Building an Autonomous On-Call Agent with LangGraph and MCP

Over two days and twenty-three sessions, a complete autonomous incident response system was built from a blank directory. No boilerplate, no starter template — just conversation. The system receives Sentry error webhooks, investigates them across five different observability tools via MCP, and posts structured incident analysis to Slack. Every layer — FastAPI backend, PostgreSQL storage, LangGraph agent graph, MCP server integrations, Slack bot — was designed, implemented, and tested in conversation with Claude Code.

What the system does

When Sentry fires an error webhook, it hits a FastAPI endpoint that stores the incident in PostgreSQL and enqueues it for the LangGraph agent. The agent runs a directed investigation graph: it first groups the incoming errors by type and frequency to understand the blast radius, then queries Prometheus at the error timestamp to look for correlated metric anomalies — CPU spikes, memory pressure, latency increases. If something shows up in Prometheus, it pulls the relevant Grafana dashboard panels to get a visual confirmation. It then queries GitLab for commits and deployments in the twenty-minute window before the errors started. Finally, it searches DeepWiki — an internal runbook — for known patterns matching the error signature and any documented resolution steps from previous incidents.

All of this gets synthesized into a single structured Slack message: the error summary, correlated metric charts linked directly to Grafana panels, the suspected root cause with confidence level, suggested resolution steps ranked by likelihood, and a severity assessment. On-call engineers get a fully-researched incident report instead of a raw stack trace.

How it was built, session by session

The first session set up the project skeleton: FastAPI with mise for environment management, Docker Compose with PostgreSQL for incident storage and ChromaDB for embedding search, and the basic webhook receiver endpoint with input validation. The second session built the LangGraph agent itself — defining the graph nodes (receive → group → prometheus → grafana → gitlab → correlate → generate), the state schema that threads context between nodes, and the tool definitions for each MCP server.

The third session was the most technically interesting: wiring DeepWiki as a runbook search tool. DeepWiki isn’t an observability tool — it’s a semantic search layer over internal documentation. The agent needed to translate error messages into natural-language queries, search for relevant runbook sections, and extract resolution steps from unstructured prose. The session worked through the query formulation strategy: use the error type and the service name as the primary search terms, then re-rank results by recency since older runbooks often describe outdated resolution steps.

The fourth session built a simulation harness for testing the full pipeline locally: a script that generates realistic Sentry webhook payloads with randomized error types, timestamps, and stack traces, fires them at the local FastAPI server, waits for the LangGraph agent to complete its investigation, and renders the resulting Slack message in the terminal so the formatting could be verified before anything went near production.

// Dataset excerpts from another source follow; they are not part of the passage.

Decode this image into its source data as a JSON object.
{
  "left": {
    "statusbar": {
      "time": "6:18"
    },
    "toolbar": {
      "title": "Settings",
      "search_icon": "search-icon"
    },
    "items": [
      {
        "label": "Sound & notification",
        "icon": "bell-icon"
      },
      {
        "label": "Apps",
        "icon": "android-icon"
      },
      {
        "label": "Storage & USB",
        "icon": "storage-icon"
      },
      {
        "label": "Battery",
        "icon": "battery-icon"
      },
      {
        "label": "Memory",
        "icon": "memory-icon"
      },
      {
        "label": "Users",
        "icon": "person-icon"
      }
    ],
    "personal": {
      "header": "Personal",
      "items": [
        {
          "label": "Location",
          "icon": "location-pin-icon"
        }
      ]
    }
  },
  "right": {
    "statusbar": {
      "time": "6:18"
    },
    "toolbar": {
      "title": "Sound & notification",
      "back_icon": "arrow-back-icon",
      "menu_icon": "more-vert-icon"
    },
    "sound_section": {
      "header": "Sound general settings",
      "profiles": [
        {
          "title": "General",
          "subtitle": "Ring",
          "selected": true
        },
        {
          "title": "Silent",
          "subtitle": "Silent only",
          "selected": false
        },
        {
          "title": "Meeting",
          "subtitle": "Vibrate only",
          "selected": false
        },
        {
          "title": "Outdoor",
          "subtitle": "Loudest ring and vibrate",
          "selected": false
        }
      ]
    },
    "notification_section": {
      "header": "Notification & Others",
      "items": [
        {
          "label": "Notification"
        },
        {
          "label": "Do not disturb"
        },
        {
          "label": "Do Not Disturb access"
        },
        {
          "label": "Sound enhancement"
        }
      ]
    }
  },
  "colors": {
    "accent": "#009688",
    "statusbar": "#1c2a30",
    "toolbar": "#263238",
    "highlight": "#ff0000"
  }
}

The twenty-three sessions after that handled progressively harder edge cases: what happens when Prometheus has no data for the timestamp (the agent falls back to a wider window), what happens when GitLab returns no relevant commits (the agent notes it and adjusts the confidence rating on the deploy hypothesis), how to handle Sentry rate-limiting the webhook endpoint during an error storm. The final system handles all of these gracefully.

The meta-observation: this is an AI coding assistant building an autonomous AI agent. Claude Code architected the system, wrote the LangGraph graph definition, integrated five MCP servers, and tested the output — all through conversation. The thing it built then goes and autonomously investigates production incidents using those same kinds of tools. Two layers of AI, built in two days.